The coin above is a triens, worth a third of an as. The term triens always takes a little mental leap for me, because it looks – etymologically speaking – like you’d anticipate there being three pellets on a triens, but there are four. This is because the ○○○○ symbolise four unciae. Since an uncia is one twelfth of an as, four of them constitute four twelfths, which is a third. Thus the ○○○○ denote four unciae (of the 12 needed for an as), making it a third of an as.
Minerva appears rather formidable to me on this coin, but then, not as formidable as she might appear:
ἀμφὶ δ᾽ ἄρ᾽ ὤμοισιν βάλετ᾽ αἰγίδα θυσσανόεσσαν
δεινήν, ἣν περὶ μὲν πάντῃ Φόβος ἐστεφάνωται,
ἐν δ᾽ Ἔρις, ἐν δ᾽ Ἀλκή, ἐν δὲ κρυόεσσα Ἰωκή,
ἐν δέ τε Γοργείη κεφαλὴ δεινοῖο πελώρου
δεινή τε σμερδνή τε, Διὸς τέρας αἰγιόχοιο.
Around her shoulders she threw the fearful
Tasselled aegis, ringed all around with Terror,
and on it Discord, on it Strength, on it chilling Pursuit,
and on it the head of the terrible, monstrous Gorgon,
terrible and dreadful, a sign of Zeus aegis-bearer.
Homer Iliad 5.738-42.
Two things interest me about this coin. The first is the last of those pellets on the reverse. It is outside the border. When the die-cutter constructed this image, he must probably have started from defining his canvas, as it were, by scribing the outer ring. The naval imagery is nicely placed, centrally, with the prow well-fitted into the image without crowding. ROMA seems to fit in well. So why do the pellets start too far to the right? Did the die-cutter plan poorly? Did he think for a moment he was making a quadrans and only needed three? The first three ○ look well balanced, after all. The art historian in me would love to think that there was some meaning in his decision to have the pellet emerging from the frame, but alas I think it is likely that this was just a mistake. It is not normative for this type of coin.

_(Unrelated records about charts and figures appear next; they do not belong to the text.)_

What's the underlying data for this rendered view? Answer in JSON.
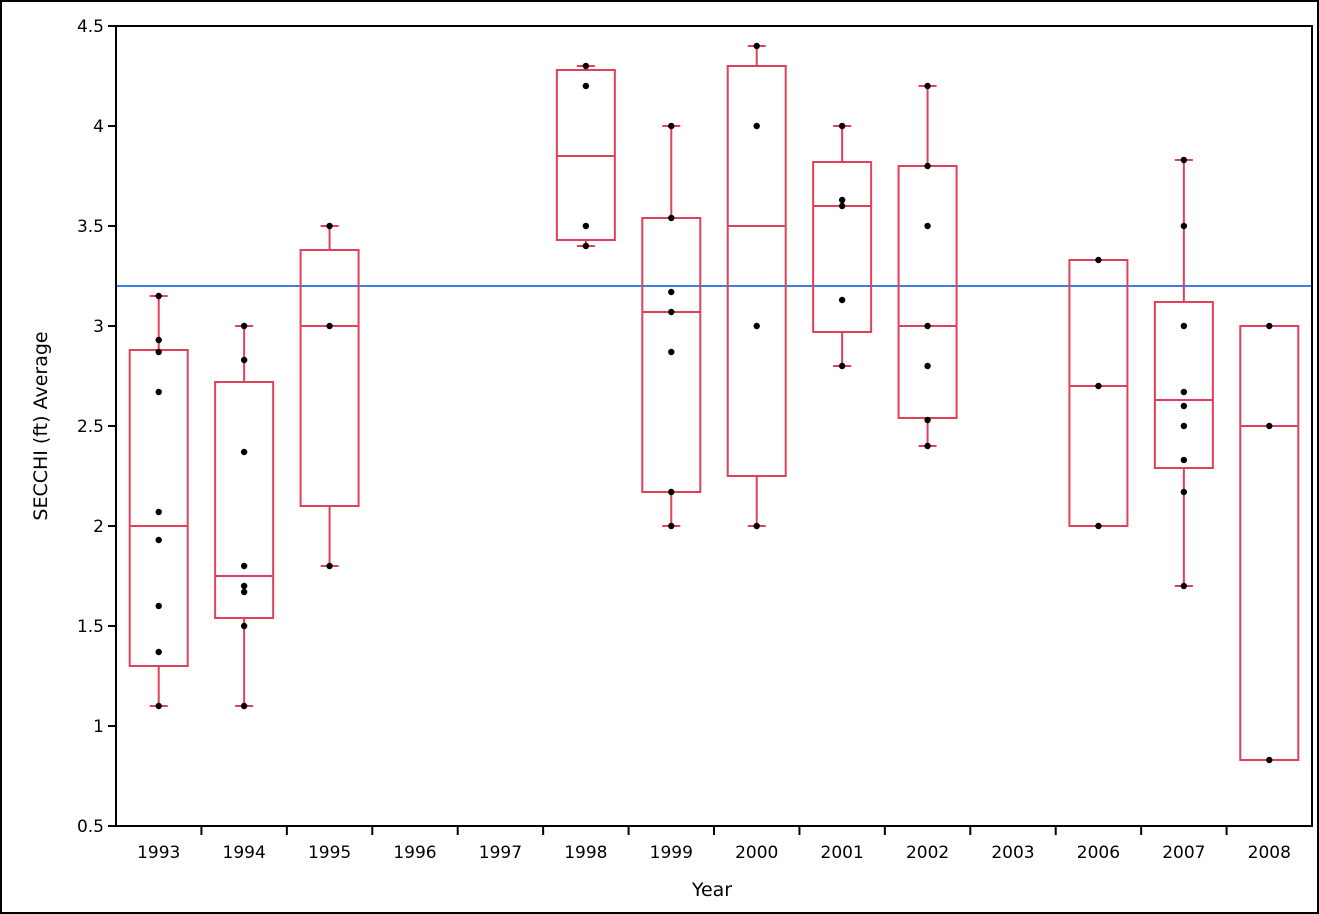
{
  "chart_data": {
    "type": "box",
    "title": "",
    "xlabel": "Year",
    "ylabel": "SECCHI (ft) Average",
    "ylim": [
      0.5,
      4.5
    ],
    "yticks": [
      "0.5",
      "1",
      "1.5",
      "2",
      "2.5",
      "3",
      "3.5",
      "4",
      "4.5"
    ],
    "categories": [
      "1993",
      "1994",
      "1995",
      "1996",
      "1997",
      "1998",
      "1999",
      "2000",
      "2001",
      "2002",
      "2003",
      "2006",
      "2007",
      "2008"
    ],
    "reference_line": 3.2,
    "colors": {
      "box": "#e0405a",
      "points": "#000000",
      "reference": "#3d7fe0"
    },
    "boxes": [
      {
        "year": "1993",
        "min": 1.1,
        "q1": 1.3,
        "median": 2.0,
        "q3": 2.88,
        "max": 3.15,
        "points": [
          1.1,
          1.37,
          1.6,
          1.93,
          2.07,
          2.67,
          2.87,
          2.93,
          3.15
        ]
      },
      {
        "year": "1994",
        "min": 1.1,
        "q1": 1.54,
        "median": 1.75,
        "q3": 2.72,
        "max": 3.0,
        "points": [
          1.1,
          1.5,
          1.67,
          1.7,
          1.8,
          2.37,
          2.83,
          3.0
        ]
      },
      {
        "year": "1995",
        "min": 1.8,
        "q1": 2.1,
        "median": 3.0,
        "q3": 3.38,
        "max": 3.5,
        "points": [
          1.8,
          3.0,
          3.5
        ]
      },
      {
        "year": "1996"
      },
      {
        "year": "1997"
      },
      {
        "year": "1998",
        "min": 3.4,
        "q1": 3.43,
        "median": 3.85,
        "q3": 4.28,
        "max": 4.3,
        "points": [
          3.4,
          3.5,
          4.2,
          4.3
        ]
      },
      {
        "year": "1999",
        "min": 2.0,
        "q1": 2.17,
        "median": 3.07,
        "q3": 3.54,
        "max": 4.0,
        "points": [
          2.0,
          2.17,
          2.87,
          3.07,
          3.17,
          3.54,
          4.0
        ]
      },
      {
        "year": "2000",
        "min": 2.0,
        "q1": 2.25,
        "median": 3.5,
        "q3": 4.3,
        "max": 4.4,
        "points": [
          2.0,
          3.0,
          4.0,
          4.4
        ]
      },
      {
        "year": "2001",
        "min": 2.8,
        "q1": 2.97,
        "median": 3.6,
        "q3": 3.82,
        "max": 4.0,
        "points": [
          2.8,
          3.13,
          3.6,
          3.63,
          4.0
        ]
      },
      {
        "year": "2002",
        "min": 2.4,
        "q1": 2.54,
        "median": 3.0,
        "q3": 3.8,
        "max": 4.2,
        "points": [
          2.4,
          2.53,
          2.8,
          3.0,
          3.5,
          3.8,
          4.2
        ]
      },
      {
        "year": "2003"
      },
      {
        "year": "2006",
        "min": 2.0,
        "q1": 2.0,
        "median": 2.7,
        "q3": 3.33,
        "max": 3.33,
        "points": [
          2.0,
          2.7,
          3.33
        ]
      },
      {
        "year": "2007",
        "min": 1.7,
        "q1": 2.29,
        "median": 2.63,
        "q3": 3.12,
        "max": 3.83,
        "points": [
          1.7,
          2.17,
          2.33,
          2.5,
          2.6,
          2.67,
          3.0,
          3.5,
          3.83
        ]
      },
      {
        "year": "2008",
        "min": 0.83,
        "q1": 0.83,
        "median": 2.5,
        "q3": 3.0,
        "max": 3.0,
        "points": [
          0.83,
          2.5,
          3.0
        ]
      }
    ]
  }
}
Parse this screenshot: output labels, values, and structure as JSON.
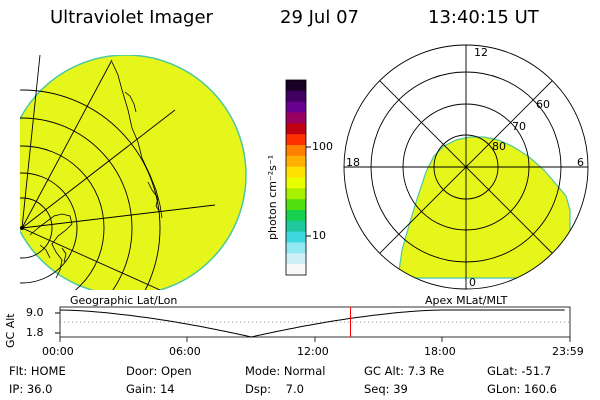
{
  "header": {
    "title": "Ultraviolet Imager",
    "date": "29 Jul 07",
    "time": "13:40:15 UT"
  },
  "colorbar": {
    "unit_label": "photon cm⁻²s⁻¹",
    "tick_100": "100",
    "tick_10": "10",
    "colors": [
      "#1a0026",
      "#400060",
      "#6a0090",
      "#9a0060",
      "#c00010",
      "#ff3000",
      "#ff8000",
      "#ffb000",
      "#ffe000",
      "#e8ff00",
      "#a8f000",
      "#50e010",
      "#18d050",
      "#20c8a0",
      "#40d8e0",
      "#90e8f0",
      "#d0f0f8",
      "#f8f8f8"
    ]
  },
  "left_panel": {
    "label": "Geographic Lat/Lon",
    "fill_color": "#e6f51a"
  },
  "right_panel": {
    "label": "Apex MLat/MLT",
    "mlt_12": "12",
    "mlt_18": "18",
    "mlt_6": "6",
    "mlt_0": "0",
    "lat_60": "60",
    "lat_70": "70",
    "lat_80": "80"
  },
  "altitude_plot": {
    "ylabel": "GC Alt",
    "ytick_top": "9.0",
    "ytick_bottom": "1.8",
    "xticks": [
      "00:00",
      "06:00",
      "12:00",
      "18:00",
      "23:59"
    ],
    "current_time_hours": 13.67
  },
  "info": {
    "flt_label": "Flt:",
    "flt_value": "HOME",
    "ip_label": "IP:",
    "ip_value": "36.0",
    "door_label": "Door:",
    "door_value": "Open",
    "gain_label": "Gain:",
    "gain_value": "14",
    "mode_label": "Mode:",
    "mode_value": "Normal",
    "dsp_label": "Dsp:",
    "dsp_value": "7.0",
    "gcalt_label": "GC Alt:",
    "gcalt_value": "7.3 Re",
    "seq_label": "Seq:",
    "seq_value": "39",
    "glat_label": "GLat:",
    "glat_value": "-51.7",
    "glon_label": "GLon:",
    "glon_value": "160.6"
  }
}
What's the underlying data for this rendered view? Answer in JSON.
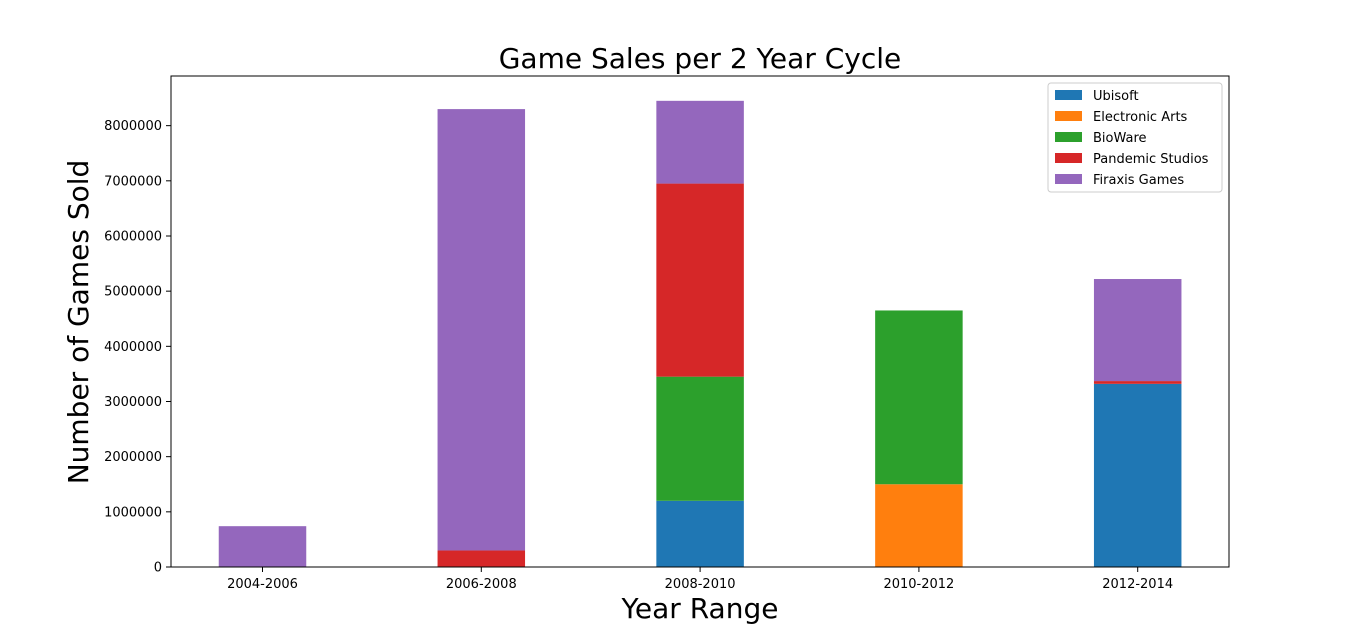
{
  "chart_data": {
    "type": "bar",
    "stacked": true,
    "title": "Game Sales per 2 Year Cycle",
    "xlabel": "Year Range",
    "ylabel": "Number of Games Sold",
    "categories": [
      "2004-2006",
      "2006-2008",
      "2008-2010",
      "2010-2012",
      "2012-2014"
    ],
    "ylim": [
      0,
      8900000
    ],
    "yticks": [
      0,
      1000000,
      2000000,
      3000000,
      4000000,
      5000000,
      6000000,
      7000000,
      8000000
    ],
    "ytick_labels": [
      "0",
      "1000000",
      "2000000",
      "3000000",
      "4000000",
      "5000000",
      "6000000",
      "7000000",
      "8000000"
    ],
    "legend_position": "top-right",
    "series": [
      {
        "name": "Ubisoft",
        "color": "#1f77b4",
        "values": [
          0,
          0,
          1200000,
          0,
          3320000
        ]
      },
      {
        "name": "Electronic Arts",
        "color": "#ff7f0e",
        "values": [
          0,
          0,
          0,
          1500000,
          0
        ]
      },
      {
        "name": "BioWare",
        "color": "#2ca02c",
        "values": [
          0,
          0,
          2250000,
          3150000,
          0
        ]
      },
      {
        "name": "Pandemic Studios",
        "color": "#d62728",
        "values": [
          0,
          300000,
          3500000,
          0,
          50000
        ]
      },
      {
        "name": "Firaxis Games",
        "color": "#9467bd",
        "values": [
          740000,
          8000000,
          1500000,
          0,
          1850000
        ]
      }
    ]
  }
}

The second thing that interests me is the overall shape of the flan. The coin is shaped like a very squat conical frustrum. This and the presence of the bulges away from the circular visible on the coin must reflect the process of casting the blanks. But it all seems rather rough and ready; the blank has been smushed with force, but it still isn’t exactly perfectly formed. This is especially obvious when compared to – say – the Ptolemaic bronzes with their fastidious insistence on precise circularity and the almost showy presence of the centring-divots which trumpet their precision. It all reminds me of the way the Romans prided themselves on being rough-and-ready, practical and careful, not dainty or preening.